Justice  /  Explainer

The U.S. Stole Generations of Indigenous Children to Open the West

Indian boarding schools held Native American youth hostage in exchange for land cessions.
Sean Simmers/AP Images

 Carlisle, and boarding schools like it, are remembered as a dark chapter in the history of the ill-conceived assimilation policies designed to strip Native people of their cultures and languages by indoctrinating them with U.S. patriotism. But child removal is a longstanding practice, ultimately created to take away Native land. Although Carlisle is located in the East, it played a key role in pressuring the West’s most intransigent tribes to cede and sell land by taking their children hostage.

A century after its closing, however, unanswered questions surround the Carlisle Indian School’s brutal legacy. Secrets once thought buried — why did so many children die there? — are coming to light. And the descendants of those interred are demanding more than just the return of their stolen ancestors.

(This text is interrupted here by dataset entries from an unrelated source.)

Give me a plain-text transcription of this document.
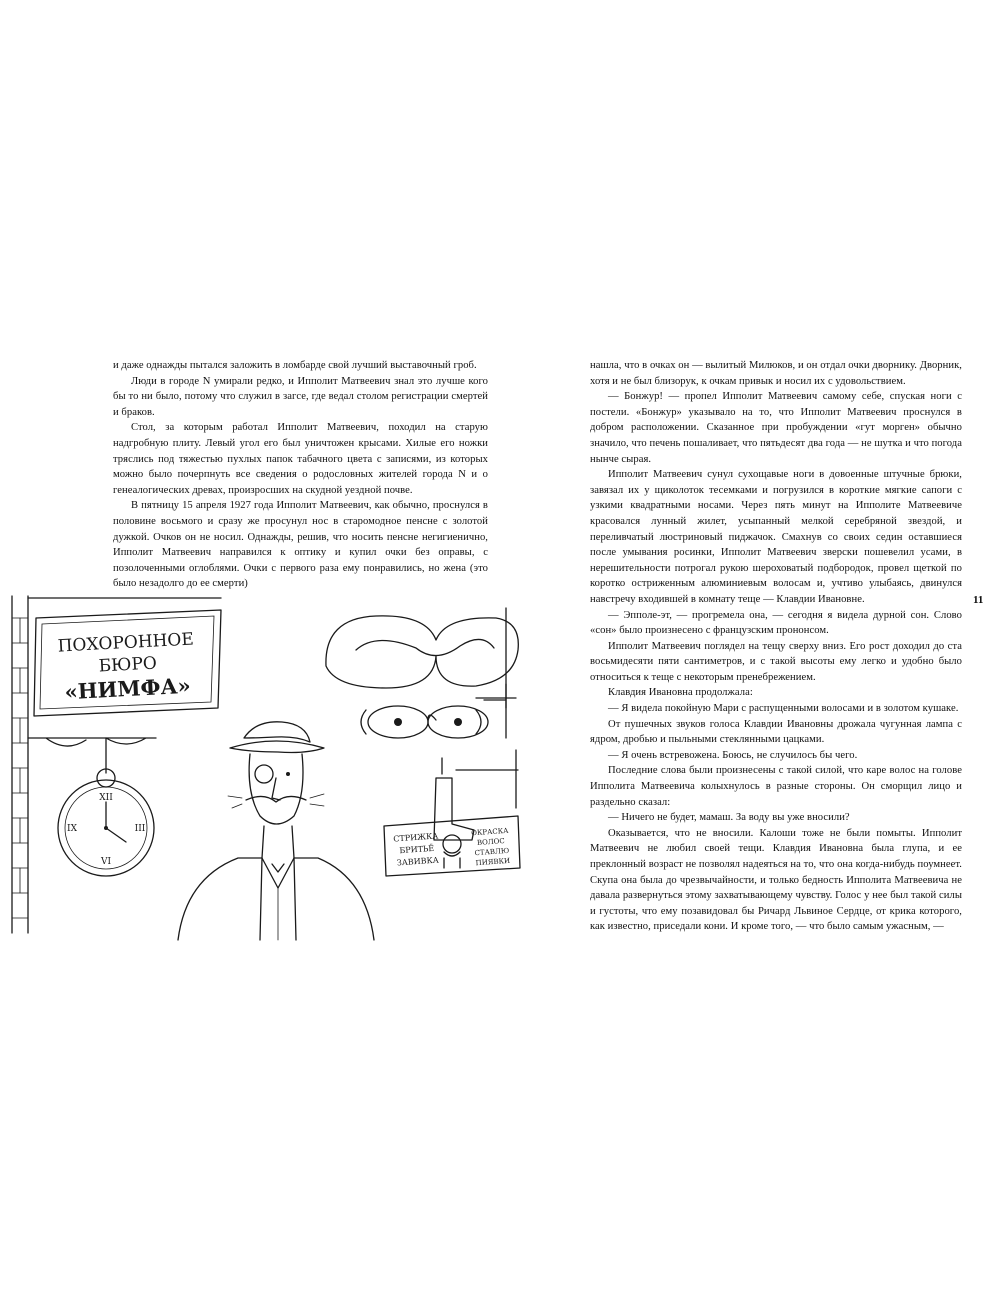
и даже однажды пытался заложить в ломбарде свой лучший выставочный гроб.

Люди в городе N умирали редко, и Ипполит Матвеевич знал это лучше кого бы то ни было, потому что служил в загсе, где ведал столом регистрации смертей и браков.

Стол, за которым работал Ипполит Матвеевич, походил на старую надгробную плиту. Левый угол его был уничтожен крысами. Хилые его ножки тряслись под тяжестью пухлых папок табачного цвета с записями, из которых можно было почерпнуть все сведения о родословных жителей города N и о генеалогических древах, произросших на скудной уездной почве.

В пятницу 15 апреля 1927 года Ипполит Матвеевич, как обычно, проснулся в половине восьмого и сразу же просунул нос в старомодное пенсне с золотой дужкой. Очков он не носил. Однажды, решив, что носить пенсне негигиенично, Ипполит Матвеевич направился к оптику и купил очки без оправы, с позолоченными оглоблями. Очки с первого раза ему понравились, но жена (это было незадолго до ее смерти)

ПОХОРОННОЕ
БЮРО
«НИМФА»
XII
III
VI
IX
СТРИЖКА
БРИТЬЁ
ЗАВИВКА
ОКРАСКА
ВОЛОС
СТАВЛЮ
ПИЯВКИ

нашла, что в очках он — вылитый Милюков, и он отдал очки дворнику. Дворник, хотя и не был близорук, к очкам привык и носил их с удовольствием.

— Бонжур! — пропел Ипполит Матвеевич самому себе, спуская ноги с постели. «Бонжур» указывало на то, что Ипполит Матвеевич проснулся в добром расположении. Сказанное при пробуждении «гут морген» обычно значило, что печень пошаливает, что пятьдесят два года — не шутка и что погода нынче сырая.

Ипполит Матвеевич сунул сухощавые ноги в довоенные штучные брюки, завязал их у щиколоток тесемками и погрузился в короткие мягкие сапоги с узкими квадратными носами. Через пять минут на Ипполите Матвеевиче красовался лунный жилет, усыпанный мелкой серебряной звездой, и переливчатый люстриновый пиджачок. Смахнув со своих седин оставшиеся после умывания росинки, Ипполит Матвеевич зверски пошевелил усами, в нерешительности потрогал рукою шероховатый подбородок, провел щеткой по коротко остриженным алюминиевым волосам и, учтиво улыбаясь, двинулся навстречу входившей в комнату теще — Клавдии Ивановне.

— Эпполе-эт, — прогремела она, — сегодня я видела дурной сон. Слово «сон» было произнесено с французским прононсом.

Ипполит Матвеевич поглядел на тещу сверху вниз. Его рост доходил до ста восьмидесяти пяти сантиметров, и с такой высоты ему легко и удобно было относиться к теще с некоторым пренебрежением.

Клавдия Ивановна продолжала:

— Я видела покойную Мари с распущенными волосами и в золотом кушаке.

От пушечных звуков голоса Клавдии Ивановны дрожала чугунная лампа с ядром, дробью и пыльными стеклянными цацками.

— Я очень встревожена. Боюсь, не случилось бы чего.

Последние слова были произнесены с такой силой, что каре волос на голове Ипполита Матвеевича колыхнулось в разные стороны. Он сморщил лицо и раздельно сказал:

— Ничего не будет, мамаш. За воду вы уже вносили?

Оказывается, что не вносили. Калоши тоже не были помыты. Ипполит Матвеевич не любил своей тещи. Клавдия Ивановна была глупа, и ее преклонный возраст не позволял надеяться на то, что она когда-нибудь поумнеет. Скупа она была до чрезвычайности, и только бедность Ипполита Матвеевича не давала развернуться этому захватывающему чувству. Голос у нее был такой силы и густоты, что ему позавидовал бы Ричард Львиное Сердце, от крика которого, как известно, приседали кони. И кроме того, — что было самым ужасным, —

11
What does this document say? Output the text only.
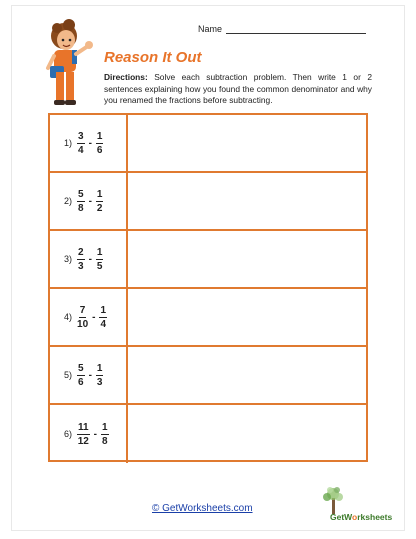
Name
Reason It Out
Directions: Solve each subtraction problem. Then write 1 or 2 sentences explaining how you found the common denominator and why you renamed the fractions before subtracting.
$1) \frac{3}{4} - \frac{1}{6}$
$2) \frac{5}{8} - \frac{1}{2}$
$3) \frac{2}{3} - \frac{1}{5}$
$4) \frac{7}{10} - \frac{1}{4}$
$5) \frac{5}{6} - \frac{1}{3}$
$6) \frac{11}{12} - \frac{1}{8}$
© GetWorksheets.com
GetWorksheets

“The past of Carlisle is really about justice,” says Ben Rhodd, the Rosebud Sioux Tribe’s tribal historic preservation officer. Since April 2016, his office has been pursuing the return of 11 children buried at the Carlisle Indian Cemetery. Even in death, Rhodd explains, Rosebud’s children remain “prisoners of war,” held at a military base and unable to return to their home on the Rosebud Reservation, children who were “hostages taken to pacify the leadership of tribes that would dare stand against U.S. expansion and Manifest Destiny.”

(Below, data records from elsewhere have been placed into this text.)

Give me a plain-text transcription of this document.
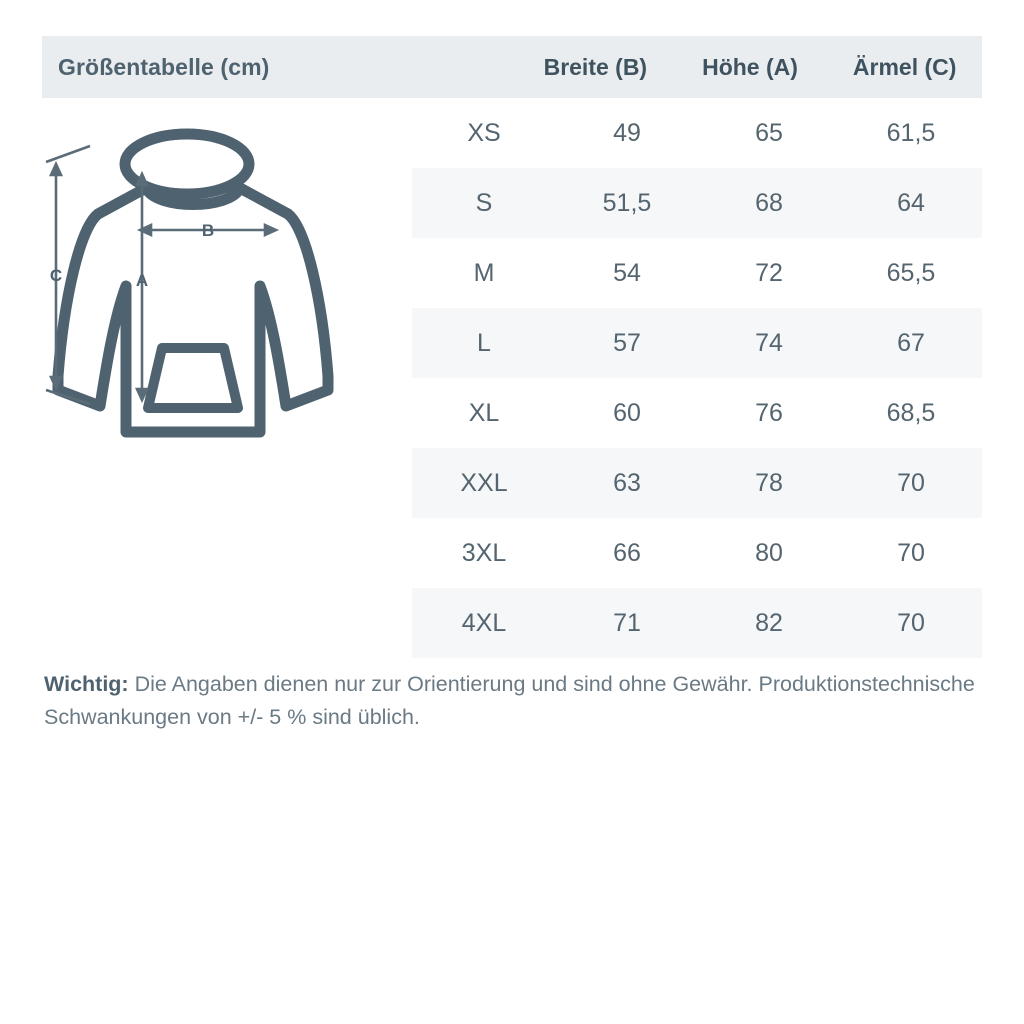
Größentabelle (cm)	Breite (B)	Höhe (A)	Ärmel (C)
XS	49	65	61,5
S	51,5	68	64
M	54	72	65,5
L	57	74	67
XL	60	76	68,5
XXL	63	78	70
3XL	66	80	70
4XL	71	82	70
B
A
C
Wichtig: Die Angaben dienen nur zur Orientierung und sind ohne Gewähr. Produktionstechnische Schwankungen von +/- 5 % sind üblich.
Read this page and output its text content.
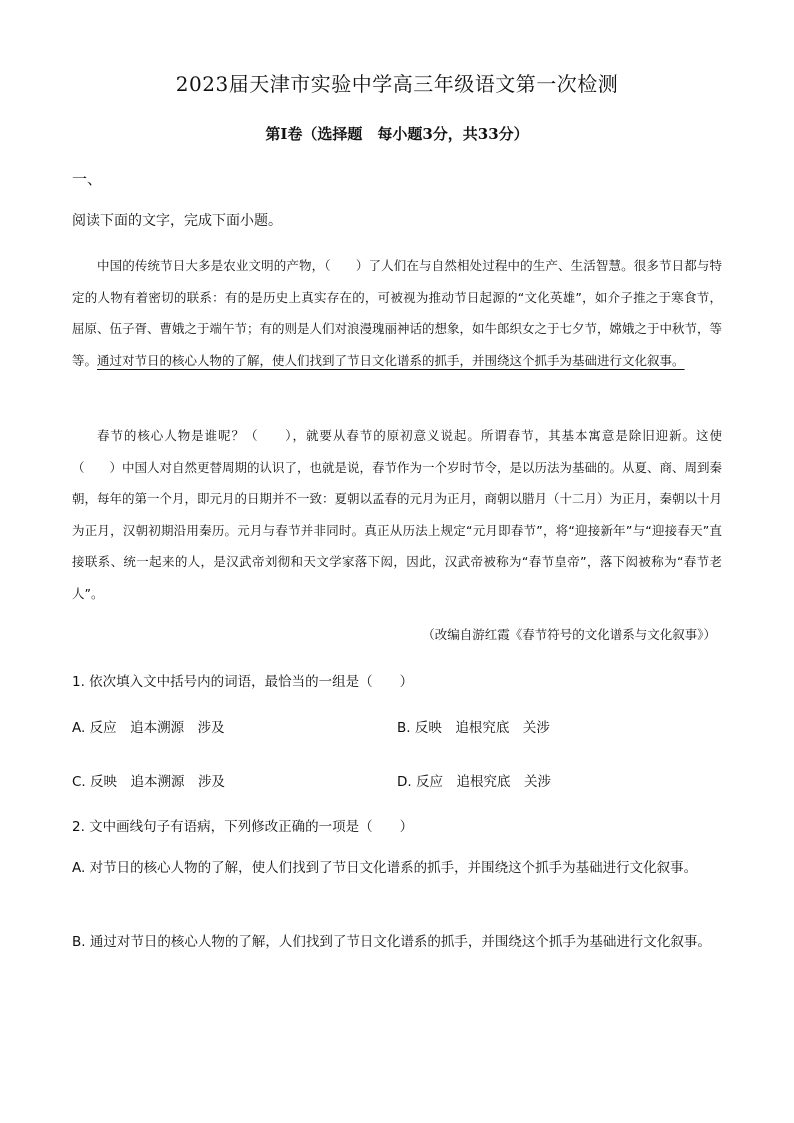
2023届天津市实验中学高三年级语文第一次检测
第Ⅰ卷（选择题　每小题3分，共33分）
一、
阅读下面的文字，完成下面小题。
中国的传统节日大多是农业文明的产物，（　　）了人们在与自然相处过程中的生产、生活智慧。很多节日都与特定的人物有着密切的联系：有的是历史上真实存在的，可被视为推动节日起源的“文化英雄”，如介子推之于寒食节，屈原、伍子胥、曹娥之于端午节；有的则是人们对浪漫瑰丽神话的想象，如牛郎织女之于七夕节，嫦娥之于中秋节，等等。通过对节日的核心人物的了解，使人们找到了节日文化谱系的抓手，并围绕这个抓手为基础进行文化叙事。
春节的核心人物是谁呢？（　　），就要从春节的原初意义说起。所谓春节，其基本寓意是除旧迎新。这使（　　）中国人对自然更替周期的认识了，也就是说，春节作为一个岁时节令，是以历法为基础的。从夏、商、周到秦朝，每年的第一个月，即元月的日期并不一致：夏朝以孟春的元月为正月，商朝以腊月（十二月）为正月，秦朝以十月为正月，汉朝初期沿用秦历。元月与春节并非同时。真正从历法上规定“元月即春节”，将“迎接新年”与“迎接春天”直接联系、统一起来的人，是汉武帝刘彻和天文学家落下闳，因此，汉武帝被称为“春节皇帝”，落下闳被称为“春节老人”。
（改编自游红霞《春节符号的文化谱系与文化叙事》）
1. 依次填入文中括号内的词语，最恰当的一组是（　　）
A. 反应　追本溯源　涉及	B. 反映　追根究底　关涉
C. 反映　追本溯源　涉及	D. 反应　追根究底　关涉
2. 文中画线句子有语病，下列修改正确的一项是（　　）
A. 对节日的核心人物的了解，使人们找到了节日文化谱系的抓手，并围绕这个抓手为基础进行文化叙事。
B. 通过对节日的核心人物的了解，人们找到了节日文化谱系的抓手，并围绕这个抓手为基础进行文化叙事。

Rosebud is not alone in seeking justice for its young ancestors. The Northern Arapaho reclaimed its first children in 2017, and other tribes have followed suit. Since 2013, the National Congress of American Indians has requested all federal records for the hundreds of Native children who have disappeared or died while attending one of the hundreds of federally run or funded boarding schools. So far, there has been little response from federal officials, who say the requests are nearly impossible to fulfill. “A lot of students end up disappearing in the archival record,” says Preston McBride, a graduate student who has researched the case for the Native American Boarding School Healing Coalition and written about disease and student deaths at Carlisle. McBride calls this phenomenon “administrative disappearance,” in which “even tribes don’t have the records.”